The AHRQ PSNet Collection comprises an extensive selection of resources relevant to the patient safety community. These resources come in a variety of formats, including literature, research, tools, and Web sites. Resources are identified using the National Library of Medicine’s Medline database, various news and content aggregators, and the expertise of the AHRQ PSNet editorial and technical teams.
Frey B, Ersch J, Bernet V, et al. Qual Saf Health Care. 2009;18:446-9.
Parents of hospitalized children feel personally responsible for their children's safety, and efforts are being made to engage parents in safety efforts. This retrospective review of incident reports found more than 100 cases in a 5-year period in which parents were directly involved in adverse events in a pediatric intensive care unit. These included cases where parents detected an adverse event as well as cases where the parents caused the adverse event (for example, by accidentally disconnecting equipment). The authors advocate for development of a safety culture that encourages parents to report concerns, a goal that is a major focus of the Josie King Foundation.
Wong DA, Herndon JH, Canale T, et al.
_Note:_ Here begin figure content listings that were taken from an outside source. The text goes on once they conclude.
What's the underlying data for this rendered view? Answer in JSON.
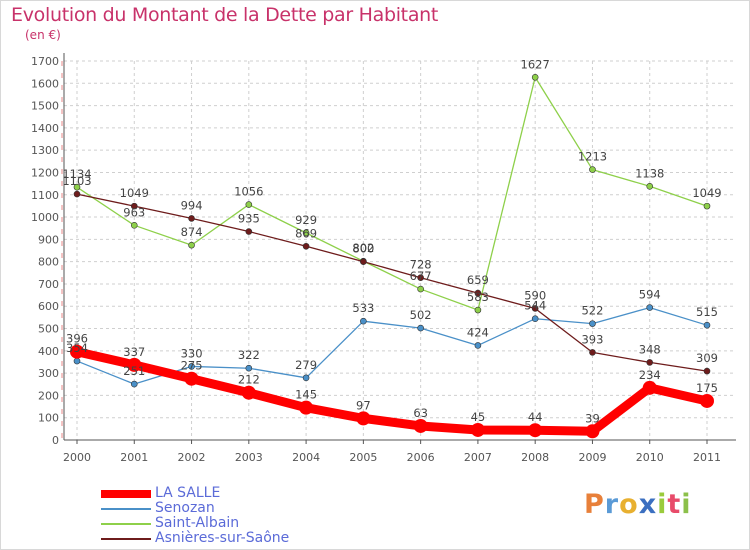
{
  "header": {
    "title": "Evolution du Montant de la Dette par Habitant",
    "subtitle": "(en €)"
  },
  "colors": {
    "title": "#c8326a",
    "axis": "#555555",
    "grid": "#cfcfcf",
    "legend_text": "#5b6bd8"
  },
  "chart_data": {
    "type": "line",
    "title": "Evolution du Montant de la Dette par Habitant",
    "subtitle": "(en €)",
    "xlabel": "",
    "ylabel": "",
    "ylim": [
      0,
      1700
    ],
    "yticks": [
      0,
      100,
      200,
      300,
      400,
      500,
      600,
      700,
      800,
      900,
      1000,
      1100,
      1200,
      1300,
      1400,
      1500,
      1600,
      1700
    ],
    "categories": [
      "2000",
      "2001",
      "2002",
      "2003",
      "2004",
      "2005",
      "2006",
      "2007",
      "2008",
      "2009",
      "2010",
      "2011"
    ],
    "grid": true,
    "legend_position": "bottom-left",
    "series": [
      {
        "name": "LA SALLE",
        "color": "#ff0000",
        "values": [
          396,
          337,
          275,
          212,
          145,
          97,
          63,
          45,
          44,
          39,
          234,
          175
        ]
      },
      {
        "name": "Senozan",
        "color": "#4a90c8",
        "values": [
          354,
          251,
          330,
          322,
          279,
          533,
          502,
          424,
          544,
          522,
          594,
          515
        ]
      },
      {
        "name": "Saint-Albain",
        "color": "#8ed04a",
        "values": [
          1134,
          963,
          874,
          1056,
          929,
          802,
          677,
          583,
          1627,
          1213,
          1138,
          1049
        ]
      },
      {
        "name": "Asnières-sur-Saône",
        "color": "#6e1c1c",
        "values": [
          1103,
          1049,
          994,
          935,
          869,
          800,
          728,
          659,
          590,
          393,
          348,
          309
        ]
      }
    ]
  },
  "legend": {
    "items": [
      {
        "label": "LA SALLE",
        "color": "#ff0000"
      },
      {
        "label": "Senozan",
        "color": "#4a90c8"
      },
      {
        "label": "Saint-Albain",
        "color": "#8ed04a"
      },
      {
        "label": "Asnières-sur-Saône",
        "color": "#6e1c1c"
      }
    ]
  },
  "logo": {
    "letters": [
      "P",
      "r",
      "o",
      "x",
      "i",
      "t",
      "i"
    ],
    "colors": [
      "#e8803a",
      "#5a9ad6",
      "#e8b030",
      "#3b6fc0",
      "#9acb3c",
      "#e84b6a",
      "#8cc04a"
    ]
  }
}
J Bone Joint Surg Am. 2009;91:547-57.
The majority of practicing orthopedic surgeons in this study had witnessed a medical error within the prior 6 months, with medication errors and wrong-site surgery the most serious problems reported.
National Priorities Partnership. Washington, DC: National Quality Forum; 2008. ISBN: 1933875194.
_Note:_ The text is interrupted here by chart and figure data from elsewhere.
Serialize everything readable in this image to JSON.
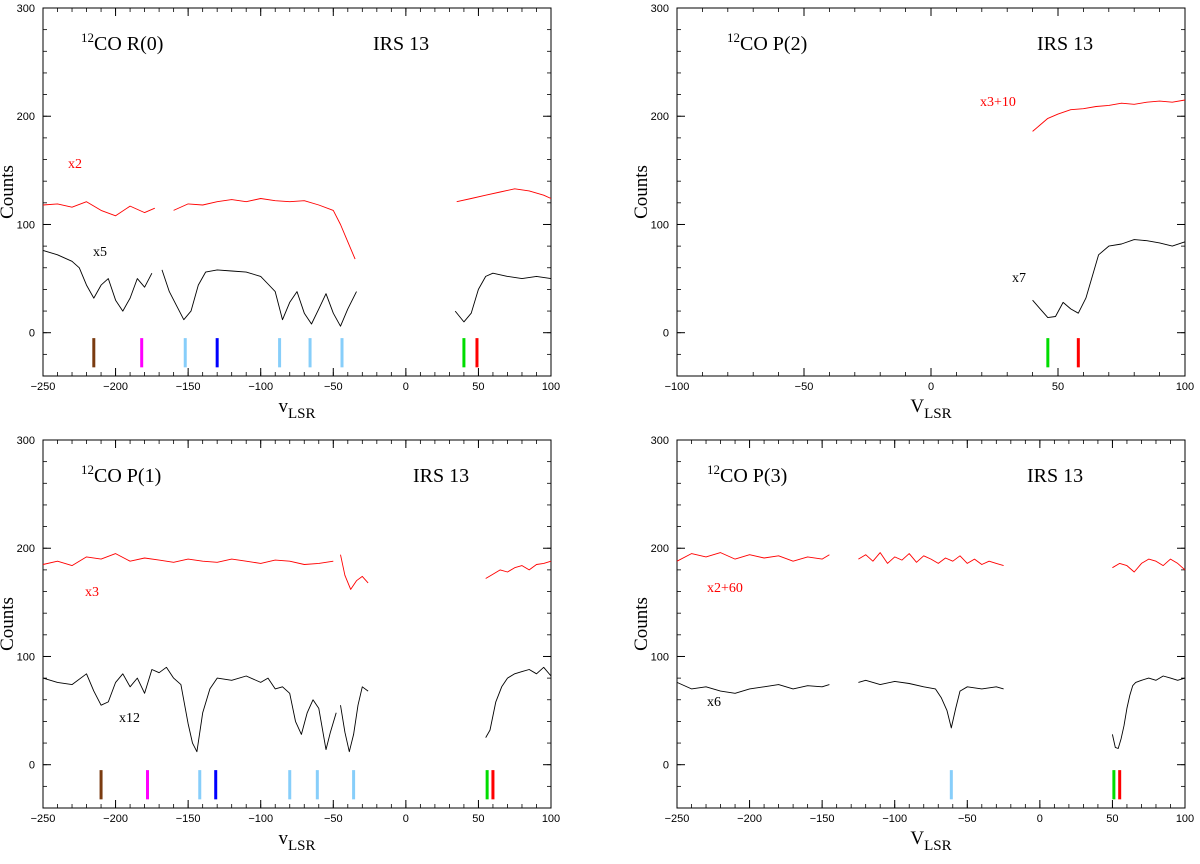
{
  "chart_data": [
    {
      "type": "line",
      "panel": "top-left",
      "title_prefix": "12",
      "title": "CO R(0)",
      "source": "IRS 13",
      "xlabel": "v",
      "xlabel_sub": "LSR",
      "ylabel": "Counts",
      "xlim": [
        -250,
        100
      ],
      "ylim": [
        -40,
        300
      ],
      "xticks": [
        -250,
        -200,
        -150,
        -100,
        -50,
        0,
        50,
        100
      ],
      "yticks": [
        0,
        100,
        200,
        300
      ],
      "series": [
        {
          "name": "x2",
          "label": "x2",
          "color": "#ff0000",
          "segments": [
            {
              "x": [
                -250,
                -240,
                -230,
                -220,
                -210,
                -200,
                -190,
                -180,
                -173
              ],
              "y": [
                118,
                119,
                116,
                121,
                113,
                108,
                117,
                111,
                115
              ]
            },
            {
              "x": [
                -160,
                -150,
                -140,
                -130,
                -120,
                -110,
                -100,
                -90,
                -80,
                -70,
                -60,
                -50,
                -45,
                -40,
                -35
              ],
              "y": [
                113,
                119,
                118,
                121,
                123,
                121,
                124,
                122,
                121,
                122,
                118,
                113,
                100,
                84,
                68
              ]
            },
            {
              "x": [
                35,
                45,
                55,
                65,
                75,
                85,
                95,
                100
              ],
              "y": [
                121,
                124,
                127,
                130,
                133,
                131,
                127,
                124
              ]
            }
          ]
        },
        {
          "name": "x5",
          "label": "x5",
          "color": "#000000",
          "segments": [
            {
              "x": [
                -250,
                -240,
                -230,
                -225,
                -220,
                -215,
                -210,
                -205,
                -200,
                -195,
                -190,
                -185,
                -180,
                -175
              ],
              "y": [
                76,
                72,
                66,
                60,
                44,
                32,
                44,
                50,
                30,
                20,
                32,
                50,
                42,
                55
              ]
            },
            {
              "x": [
                -168,
                -163,
                -158,
                -153,
                -148,
                -143,
                -138,
                -130,
                -120,
                -110,
                -100,
                -95,
                -90,
                -85,
                -80,
                -75,
                -70,
                -65,
                -60,
                -55,
                -50,
                -45,
                -40,
                -34
              ],
              "y": [
                58,
                38,
                25,
                12,
                20,
                44,
                56,
                58,
                57,
                56,
                52,
                45,
                38,
                12,
                28,
                38,
                18,
                8,
                22,
                36,
                18,
                6,
                22,
                38
              ]
            },
            {
              "x": [
                34,
                40,
                45,
                50,
                55,
                60,
                70,
                80,
                90,
                100
              ],
              "y": [
                20,
                10,
                18,
                40,
                52,
                55,
                52,
                50,
                52,
                50
              ]
            }
          ]
        }
      ],
      "markers": [
        {
          "v": -215,
          "color": "#7a3b10"
        },
        {
          "v": -182,
          "color": "#ff00ff"
        },
        {
          "v": -152,
          "color": "#87cefa"
        },
        {
          "v": -130,
          "color": "#0000ff"
        },
        {
          "v": -87,
          "color": "#87cefa"
        },
        {
          "v": -66,
          "color": "#87cefa"
        },
        {
          "v": -44,
          "color": "#87cefa"
        },
        {
          "v": 40,
          "color": "#00dd00"
        },
        {
          "v": 49,
          "color": "#ff0000"
        }
      ]
    },
    {
      "type": "line",
      "panel": "top-right",
      "title_prefix": "12",
      "title": "CO P(2)",
      "source": "IRS 13",
      "xlabel": "V",
      "xlabel_sub": "LSR",
      "ylabel": "Counts",
      "xlim": [
        -100,
        100
      ],
      "ylim": [
        -40,
        300
      ],
      "xticks": [
        -100,
        -50,
        0,
        50,
        100
      ],
      "yticks": [
        0,
        100,
        200,
        300
      ],
      "series": [
        {
          "name": "x3+10",
          "label": "x3+10",
          "color": "#ff0000",
          "segments": [
            {
              "x": [
                40,
                43,
                46,
                50,
                55,
                60,
                65,
                70,
                75,
                80,
                85,
                90,
                95,
                100
              ],
              "y": [
                186,
                192,
                198,
                202,
                206,
                207,
                209,
                210,
                212,
                211,
                213,
                214,
                213,
                215
              ]
            }
          ]
        },
        {
          "name": "x7",
          "label": "x7",
          "color": "#000000",
          "segments": [
            {
              "x": [
                40,
                43,
                46,
                49,
                52,
                55,
                58,
                61,
                63,
                66,
                70,
                75,
                80,
                85,
                90,
                95,
                100
              ],
              "y": [
                30,
                22,
                14,
                15,
                28,
                22,
                18,
                32,
                48,
                72,
                80,
                82,
                86,
                85,
                83,
                80,
                84
              ]
            }
          ]
        }
      ],
      "markers": [
        {
          "v": 46,
          "color": "#00dd00"
        },
        {
          "v": 58,
          "color": "#ff0000"
        }
      ]
    },
    {
      "type": "line",
      "panel": "bottom-left",
      "title_prefix": "12",
      "title": "CO P(1)",
      "source": "IRS 13",
      "xlabel": "v",
      "xlabel_sub": "LSR",
      "ylabel": "Counts",
      "xlim": [
        -250,
        100
      ],
      "ylim": [
        -40,
        300
      ],
      "xticks": [
        -250,
        -200,
        -150,
        -100,
        -50,
        0,
        50,
        100
      ],
      "yticks": [
        0,
        100,
        200,
        300
      ],
      "series": [
        {
          "name": "x3",
          "label": "x3",
          "color": "#ff0000",
          "segments": [
            {
              "x": [
                -250,
                -240,
                -230,
                -220,
                -210,
                -200,
                -190,
                -180,
                -170,
                -160,
                -150,
                -140,
                -130,
                -120,
                -110,
                -100,
                -90,
                -80,
                -70,
                -60,
                -50
              ],
              "y": [
                185,
                188,
                184,
                192,
                190,
                195,
                188,
                191,
                189,
                187,
                190,
                188,
                187,
                190,
                188,
                186,
                189,
                188,
                185,
                186,
                188
              ]
            },
            {
              "x": [
                -45,
                -42,
                -38,
                -34,
                -30,
                -26
              ],
              "y": [
                194,
                175,
                162,
                170,
                174,
                168
              ]
            },
            {
              "x": [
                55,
                60,
                65,
                70,
                75,
                80,
                85,
                90,
                95,
                100
              ],
              "y": [
                172,
                176,
                180,
                178,
                182,
                184,
                180,
                185,
                186,
                188
              ]
            }
          ]
        },
        {
          "name": "x12",
          "label": "x12",
          "color": "#000000",
          "segments": [
            {
              "x": [
                -250,
                -240,
                -230,
                -220,
                -215,
                -210,
                -205,
                -200,
                -195,
                -190,
                -185,
                -180,
                -175,
                -170,
                -165,
                -160,
                -155,
                -150,
                -147,
                -144,
                -140,
                -135,
                -130,
                -120,
                -110,
                -100,
                -95,
                -90,
                -85,
                -80,
                -76,
                -72,
                -68,
                -64,
                -60,
                -55,
                -52,
                -48
              ],
              "y": [
                80,
                76,
                74,
                84,
                68,
                55,
                58,
                76,
                84,
                72,
                80,
                66,
                88,
                85,
                90,
                80,
                74,
                38,
                20,
                12,
                48,
                70,
                80,
                78,
                82,
                76,
                80,
                70,
                72,
                66,
                40,
                28,
                48,
                60,
                52,
                14,
                30,
                48
              ]
            },
            {
              "x": [
                -45,
                -42,
                -39,
                -36,
                -33,
                -30,
                -26
              ],
              "y": [
                55,
                30,
                12,
                28,
                55,
                72,
                68
              ]
            },
            {
              "x": [
                55,
                58,
                62,
                66,
                70,
                75,
                80,
                85,
                90,
                95,
                100
              ],
              "y": [
                25,
                32,
                58,
                72,
                80,
                84,
                86,
                88,
                84,
                90,
                82
              ]
            }
          ]
        }
      ],
      "markers": [
        {
          "v": -210,
          "color": "#7a3b10"
        },
        {
          "v": -178,
          "color": "#ff00ff"
        },
        {
          "v": -142,
          "color": "#87cefa"
        },
        {
          "v": -131,
          "color": "#0000ff"
        },
        {
          "v": -80,
          "color": "#87cefa"
        },
        {
          "v": -61,
          "color": "#87cefa"
        },
        {
          "v": -36,
          "color": "#87cefa"
        },
        {
          "v": 56,
          "color": "#00dd00"
        },
        {
          "v": 60,
          "color": "#ff0000"
        }
      ]
    },
    {
      "type": "line",
      "panel": "bottom-right",
      "title_prefix": "12",
      "title": "CO P(3)",
      "source": "IRS 13",
      "xlabel": "V",
      "xlabel_sub": "LSR",
      "ylabel": "Counts",
      "xlim": [
        -250,
        100
      ],
      "ylim": [
        -40,
        300
      ],
      "xticks": [
        -250,
        -200,
        -150,
        -100,
        -50,
        0,
        50,
        100
      ],
      "yticks": [
        0,
        100,
        200,
        300
      ],
      "series": [
        {
          "name": "x2+60",
          "label": "x2+60",
          "color": "#ff0000",
          "segments": [
            {
              "x": [
                -250,
                -240,
                -230,
                -220,
                -210,
                -200,
                -190,
                -180,
                -170,
                -160,
                -150,
                -145
              ],
              "y": [
                188,
                195,
                192,
                196,
                190,
                194,
                191,
                193,
                188,
                192,
                190,
                194
              ]
            },
            {
              "x": [
                -125,
                -120,
                -115,
                -110,
                -105,
                -100,
                -95,
                -90,
                -85,
                -80,
                -75,
                -70,
                -65,
                -60,
                -55,
                -50,
                -45,
                -40,
                -35,
                -30,
                -25
              ],
              "y": [
                190,
                194,
                188,
                196,
                186,
                192,
                189,
                195,
                187,
                193,
                190,
                186,
                191,
                188,
                193,
                186,
                190,
                185,
                188,
                186,
                184
              ]
            },
            {
              "x": [
                50,
                55,
                60,
                65,
                70,
                75,
                80,
                85,
                90,
                95,
                100
              ],
              "y": [
                182,
                186,
                184,
                178,
                186,
                190,
                188,
                184,
                190,
                186,
                180
              ]
            }
          ]
        },
        {
          "name": "x6",
          "label": "x6",
          "color": "#000000",
          "segments": [
            {
              "x": [
                -250,
                -240,
                -230,
                -220,
                -210,
                -200,
                -190,
                -180,
                -170,
                -160,
                -150,
                -145
              ],
              "y": [
                76,
                70,
                72,
                68,
                66,
                70,
                72,
                74,
                70,
                73,
                72,
                74
              ]
            },
            {
              "x": [
                -125,
                -120,
                -110,
                -100,
                -90,
                -80,
                -72,
                -68,
                -64,
                -61,
                -58,
                -55,
                -50,
                -40,
                -30,
                -25
              ],
              "y": [
                76,
                78,
                74,
                77,
                75,
                72,
                70,
                62,
                50,
                34,
                52,
                68,
                72,
                70,
                72,
                70
              ]
            },
            {
              "x": [
                50,
                52,
                54,
                56,
                58,
                60,
                62,
                64,
                66,
                70,
                75,
                80,
                85,
                90,
                95,
                100
              ],
              "y": [
                28,
                16,
                15,
                24,
                36,
                52,
                64,
                73,
                76,
                78,
                80,
                78,
                82,
                80,
                78,
                80
              ]
            }
          ]
        }
      ],
      "markers": [
        {
          "v": -61,
          "color": "#87cefa"
        },
        {
          "v": 51,
          "color": "#00dd00"
        },
        {
          "v": 55,
          "color": "#ff0000"
        }
      ]
    }
  ]
}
This report resulted from a consensus program involving 28 national organizations that sought to outline goals for improving the US health care system and share examples of such efforts in patient safety and other identified areas.
This article discusses common medical complications and care failures, and provides an annotated picture gallery of several hospital complications and how they can be prevented.
This article reports the announcement of an international initiative to share patient safety strategies. The initiative will be led by the Joint Commission on Accreditation of Healthcare Organizations (JCAHO).
Foundation for Health Care Quality, 705 2nd Avenue, Suite 703, Seattle, WA 98104.
This coalition supports a network of patient safety professionals to facilitate dialogue, promote initiatives on eliminating wrong-site surgery, and improve medication safety.